Myanmar’s Suu Kyi told to ‘stop the genocide’ in UN court


Published:
2019-12-11 06:35:33 BdST

Update:
2024-04-26 00:07:43 BdST

Published: 2019-12-11 06:35:33 BdST

Live Correspondent: Nobel peace laureate Aung San Suu Kyi faced calls for Myanmar to “stop the genocide” of Rohingya Muslims as she personally led her country’s defence at the UN’s top court on Tuesday.

Suu Kyi, whose silence about the plight of the Rohingya has tarnished her reputation as a rights icon, sat through graphic accounts of murder and rape in the wood-panelled courtroom in The Hague.

Rights groups have criticised her decision to represent Myanmar at the International Court of Justice against accusations by the west African state of The Gambia that it has breached the 1948 Genocide Convention. Around 740,000 Rohingya fled to neighbouring Bangladesh after a bloody crackdown by the Myanmar military in 2017 that UN investigators have already described as genocide.
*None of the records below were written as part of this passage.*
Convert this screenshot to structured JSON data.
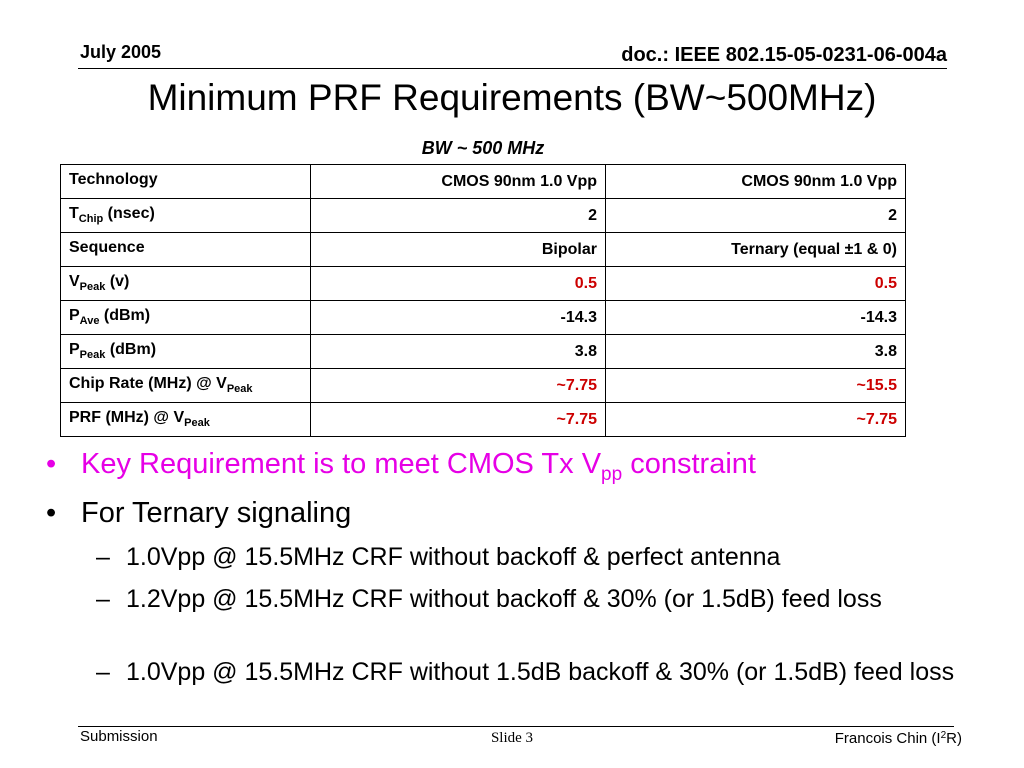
{
  "header": {
    "date": "July 2005",
    "doc_id": "doc.: IEEE 802.15-05-0231-06-004a"
  },
  "title": "Minimum PRF Requirements (BW~500MHz)",
  "subtitle": "BW ~ 500 MHz",
  "table": {
    "rows": [
      {
        "label": "Technology",
        "label_sub": "",
        "label_suffix": "",
        "v1": "CMOS 90nm 1.0 Vpp",
        "v2": "CMOS 90nm 1.0 Vpp"
      },
      {
        "label": "T",
        "label_sub": "Chip",
        "label_suffix": " (nsec)",
        "v1": "2",
        "v2": "2"
      },
      {
        "label": "Sequence",
        "label_sub": "",
        "label_suffix": "",
        "v1": "Bipolar",
        "v2": "Ternary (equal ±1 & 0)"
      },
      {
        "label": "V",
        "label_sub": "Peak",
        "label_suffix": " (v)",
        "v1": "0.5",
        "v2": "0.5"
      },
      {
        "label": "P",
        "label_sub": "Ave",
        "label_suffix": " (dBm)",
        "v1": "-14.3",
        "v2": "-14.3"
      },
      {
        "label": "P",
        "label_sub": "Peak",
        "label_suffix": " (dBm)",
        "v1": "3.8",
        "v2": "3.8"
      },
      {
        "label": "Chip Rate (MHz) @ V",
        "label_sub": "Peak",
        "label_suffix": "",
        "v1": "~7.75",
        "v2": "~15.5"
      },
      {
        "label": "PRF (MHz) @ V",
        "label_sub": "Peak",
        "label_suffix": "",
        "v1": "~7.75",
        "v2": "~7.75"
      }
    ]
  },
  "bullets": [
    {
      "text": "Key Requirement is to meet CMOS Tx V",
      "sub": "pp",
      "suffix": " constraint"
    },
    {
      "text": "For Ternary signaling"
    }
  ],
  "sub_bullets": [
    "1.0Vpp @ 15.5MHz CRF without backoff & perfect antenna",
    "1.2Vpp @ 15.5MHz CRF without backoff & 30% (or 1.5dB) feed loss",
    "1.0Vpp @ 15.5MHz CRF without 1.5dB backoff & 30% (or 1.5dB) feed loss"
  ],
  "footer": {
    "left": "Submission",
    "center": "Slide 3",
    "right_prefix": "Francois Chin (I",
    "right_sup": "2",
    "right_suffix": "R)"
  },
  "colors": {
    "highlight_red": "#cc0000",
    "bullet_magenta": "#e600e6"
  }
}
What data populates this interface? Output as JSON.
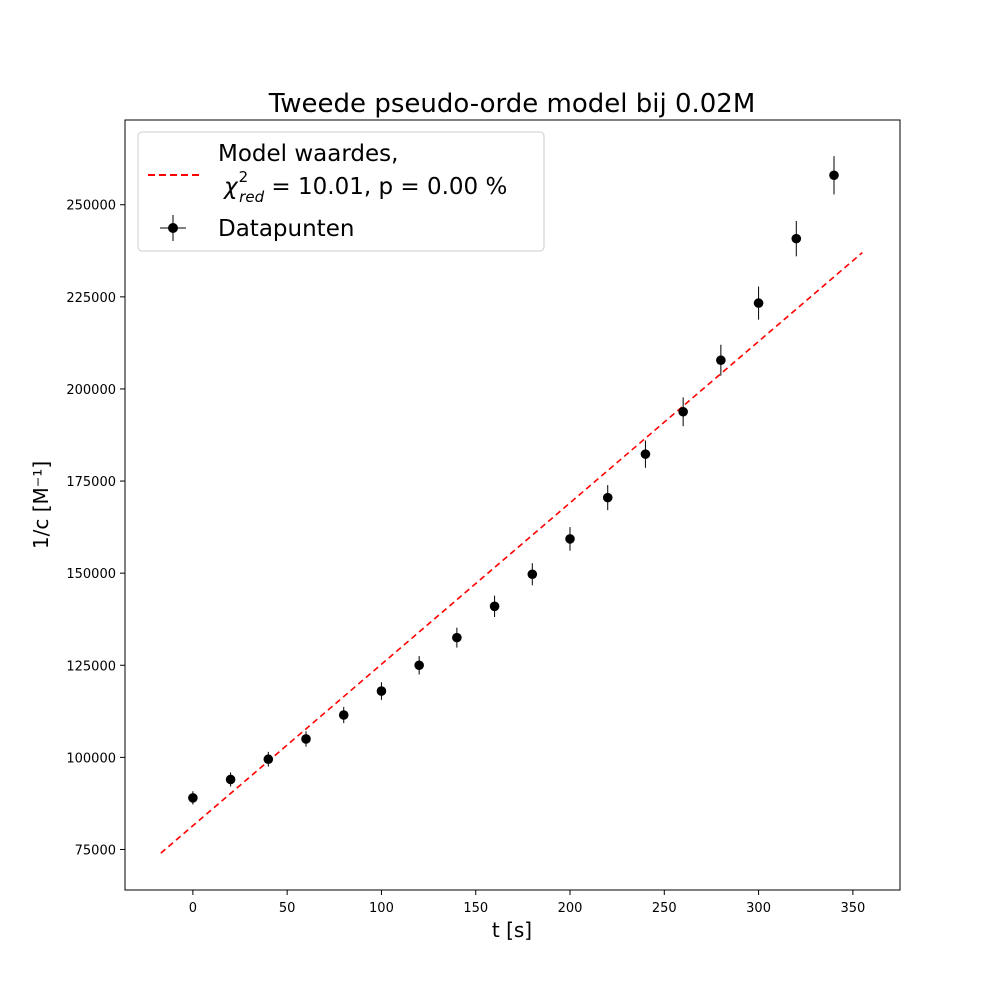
{
  "chart_data": {
    "type": "scatter",
    "title": "Tweede pseudo-orde model bij 0.02M",
    "xlabel": "t [s]",
    "ylabel": "1/c [M⁻¹]",
    "xlim": [
      -36,
      375
    ],
    "ylim": [
      64000,
      273000
    ],
    "x_ticks": [
      0,
      50,
      100,
      150,
      200,
      250,
      300,
      350
    ],
    "y_ticks": [
      75000,
      100000,
      125000,
      150000,
      175000,
      200000,
      225000,
      250000
    ],
    "grid": false,
    "legend_position": "top-left",
    "legend": {
      "model_label_line1": "Model waardes,",
      "model_chi_symbol": "χ",
      "model_chi_sub": "red",
      "model_chi_sup": "2",
      "model_stats": " = 10.01, p = 0.00 %",
      "data_label": "Datapunten"
    },
    "series": [
      {
        "name": "Datapunten",
        "kind": "errorbar",
        "color": "#000000",
        "x": [
          0,
          20,
          40,
          60,
          80,
          100,
          120,
          140,
          160,
          180,
          200,
          220,
          240,
          260,
          280,
          300,
          320,
          340
        ],
        "y": [
          89000,
          94000,
          99500,
          105000,
          111500,
          118000,
          125000,
          132500,
          141000,
          149700,
          159300,
          170500,
          182300,
          193800,
          207800,
          223300,
          240800,
          258000
        ],
        "yerr": [
          1800,
          1900,
          2000,
          2100,
          2200,
          2400,
          2500,
          2700,
          2900,
          3000,
          3200,
          3400,
          3700,
          3900,
          4200,
          4500,
          4800,
          5200
        ],
        "xerr": [
          0.5,
          0.5,
          0.5,
          0.5,
          0.5,
          0.5,
          0.5,
          0.5,
          0.5,
          0.5,
          0.5,
          0.5,
          0.5,
          0.5,
          0.5,
          0.5,
          0.5,
          0.5
        ]
      },
      {
        "name": "Model waardes",
        "kind": "dashed-line",
        "color": "#ff0000",
        "x": [
          -17,
          355
        ],
        "y": [
          74000,
          237000
        ]
      }
    ]
  }
}
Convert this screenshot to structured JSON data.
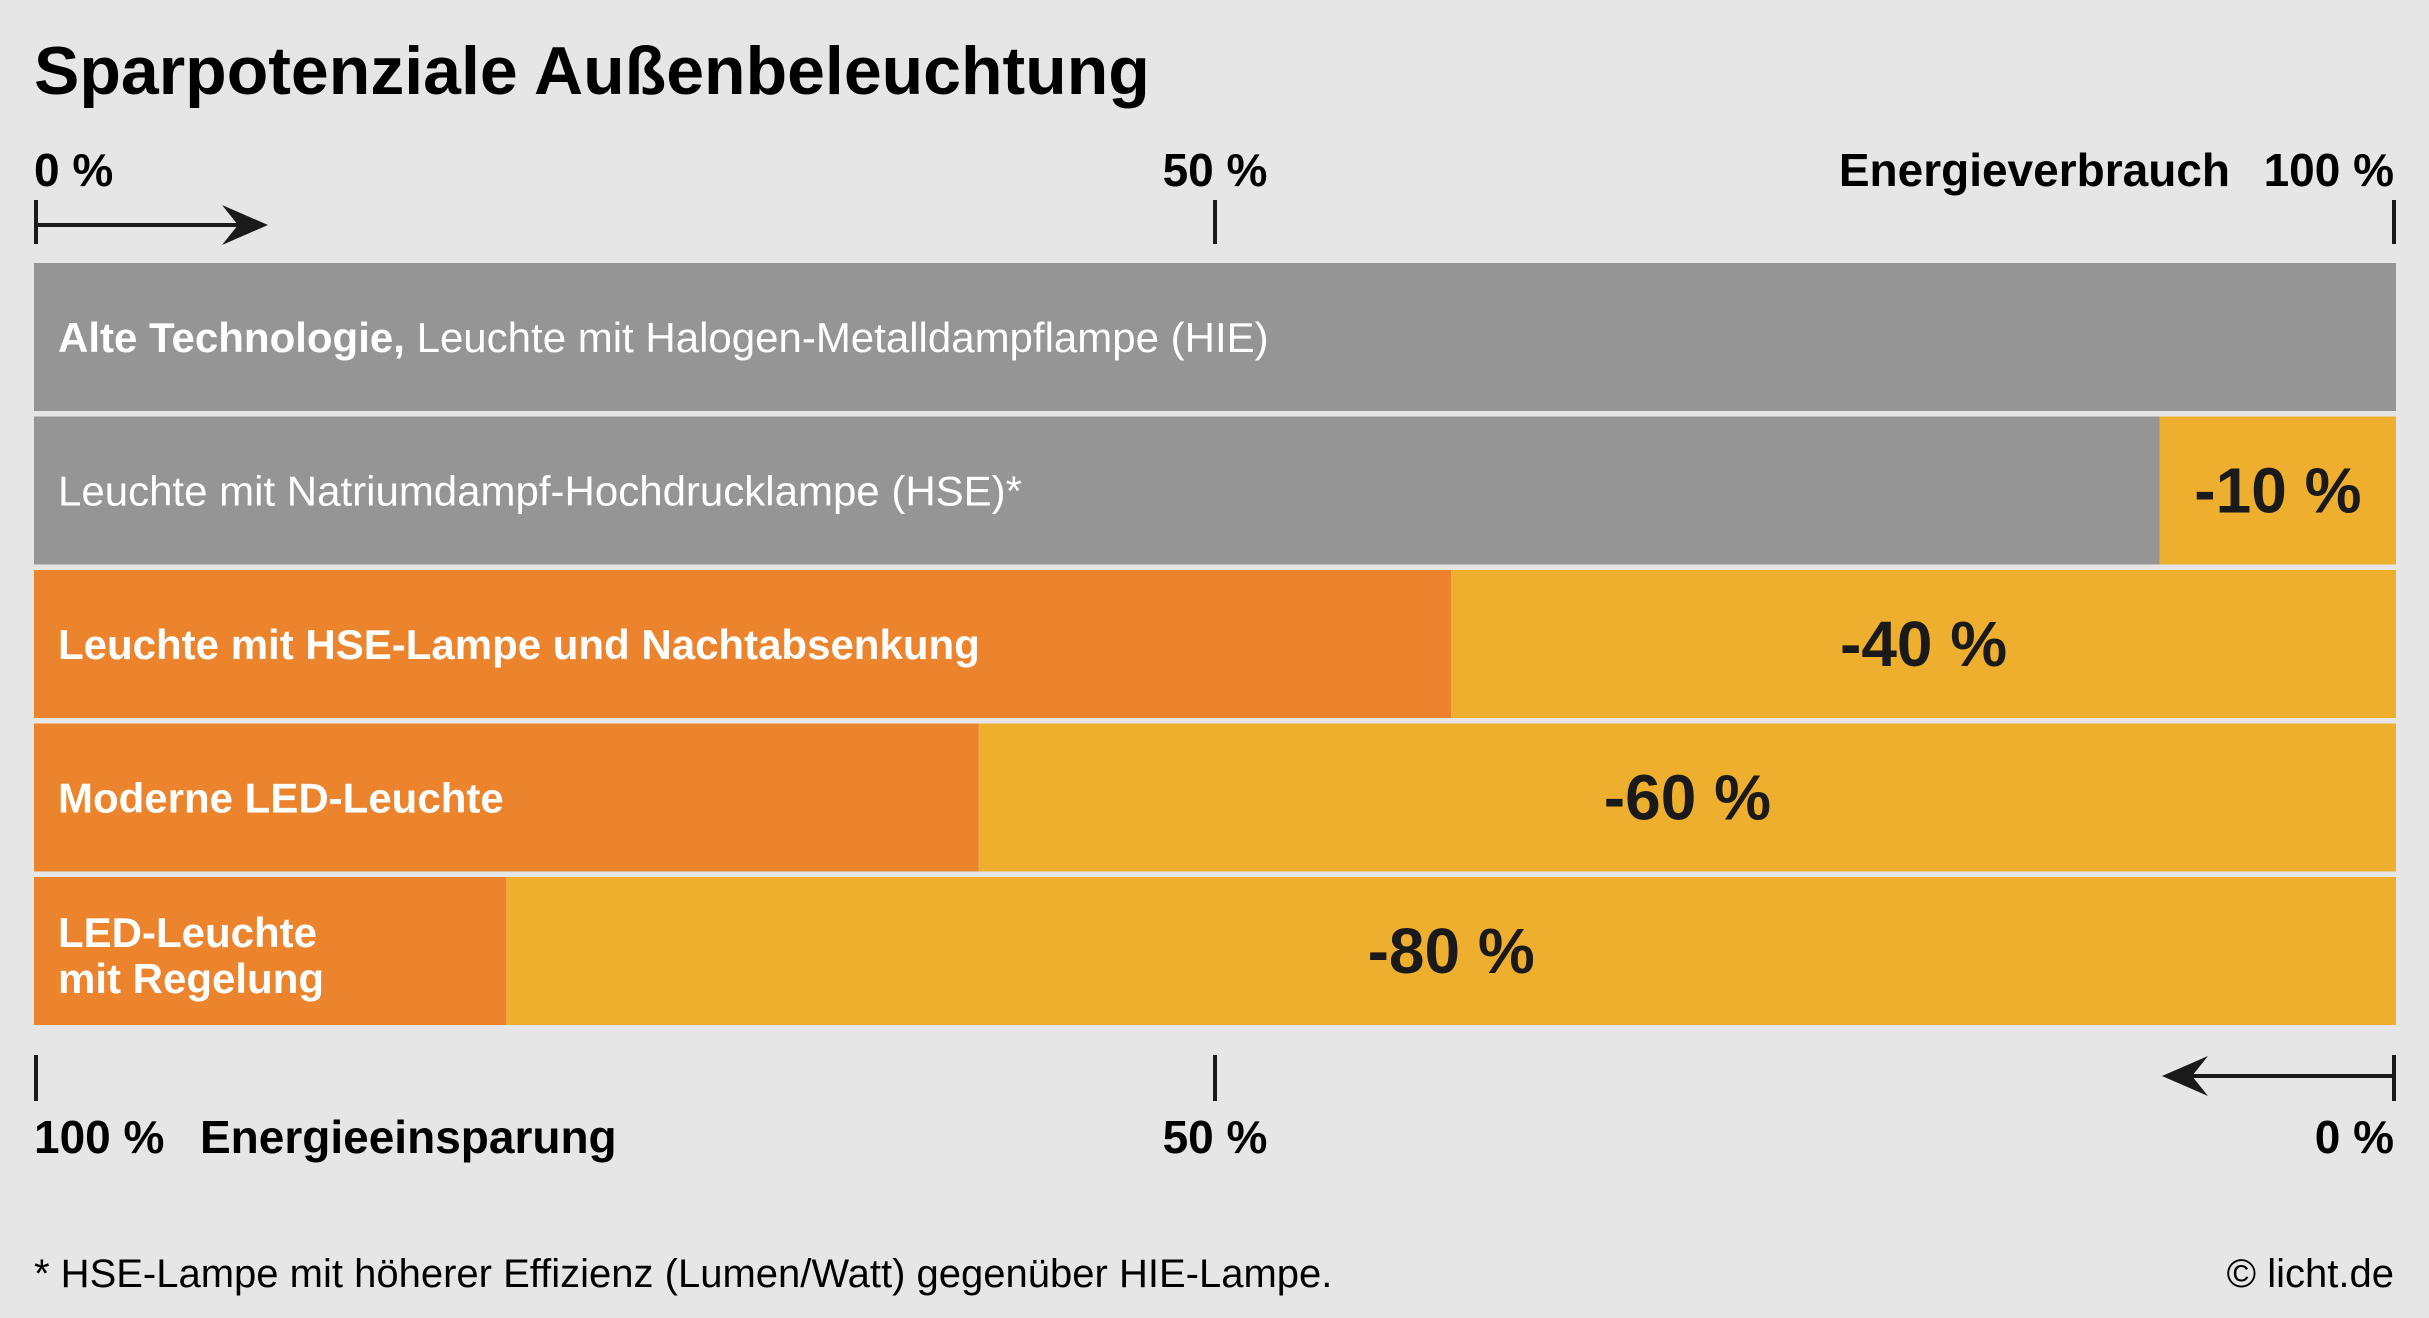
{
  "title": "Sparpotenziale Außenbeleuchtung",
  "top_axis": {
    "label": "Energieverbrauch",
    "ticks": [
      "0 %",
      "50 %",
      "100 %"
    ]
  },
  "bottom_axis": {
    "label": "Energieeinsparung",
    "ticks": [
      "100 %",
      "50 %",
      "0 %"
    ]
  },
  "footnote": "* HSE-Lampe mit höherer Effizienz (Lumen/Watt) gegenüber HIE-Lampe.",
  "copyright": "© licht.de",
  "colors": {
    "old_tech": "#959595",
    "consumption": "#ec842e",
    "saving": "#eeae2e",
    "background": "#e6e6e6",
    "text": "#1a1a1a"
  },
  "chart_data": {
    "type": "bar",
    "orientation": "horizontal-stacked",
    "xlim": [
      0,
      100
    ],
    "unit": "%",
    "series": [
      {
        "name": "Energieverbrauch"
      },
      {
        "name": "Energieeinsparung"
      }
    ],
    "bars": [
      {
        "label_bold": "Alte Technologie,",
        "label": " Leuchte mit Halogen-Metalldampflampe (HIE)",
        "consumption": 100,
        "saving": 0,
        "saving_label": "",
        "style": "old"
      },
      {
        "label_bold": "",
        "label": "Leuchte mit Natriumdampf-Hochdrucklampe (HSE)*",
        "consumption": 90,
        "saving": 10,
        "saving_label": "-10 %",
        "style": "old"
      },
      {
        "label_bold": "Leuchte mit HSE-Lampe und Nachtabsenkung",
        "label": "",
        "consumption": 60,
        "saving": 40,
        "saving_label": "-40 %",
        "style": "new"
      },
      {
        "label_bold": "Moderne LED-Leuchte",
        "label": "",
        "consumption": 40,
        "saving": 60,
        "saving_label": "-60 %",
        "style": "new"
      },
      {
        "label_bold": "LED-Leuchte\nmit Regelung",
        "label": "",
        "consumption": 20,
        "saving": 80,
        "saving_label": "-80 %",
        "style": "new"
      }
    ]
  }
}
Suu Kyi listened to accounts by The Gambia’s lawyers of Rohingya victims, including a mother whose one-year-old son was beaten to death and an eight- month-pregnant woman who was stamped on and then repeatedly raped.

Wearing traditional Burmese dress, the 74-year-old did not speak to waiting media after arriving at the court’s turreted Peace Palace headquarters in a motorcade with a police escort.

A group of some 50 pro-Rohingya protesters gathered outside the gates of the ICJ for the hearing, carrying banners saying: ‘Say yes to Rohingya, justice delayed is justice denied” and “Stop Burma military attack Rohingya.”

“I demand justice from the world,” said Nur Karima, a Rohingya refugee whose brothers and grandparents were killed in a massacre in the village of Tula Toli in August 2017. ICJ judges have only once before ruled that genocide was committed, in the 1995 Srebrenica massacre in Bosnia.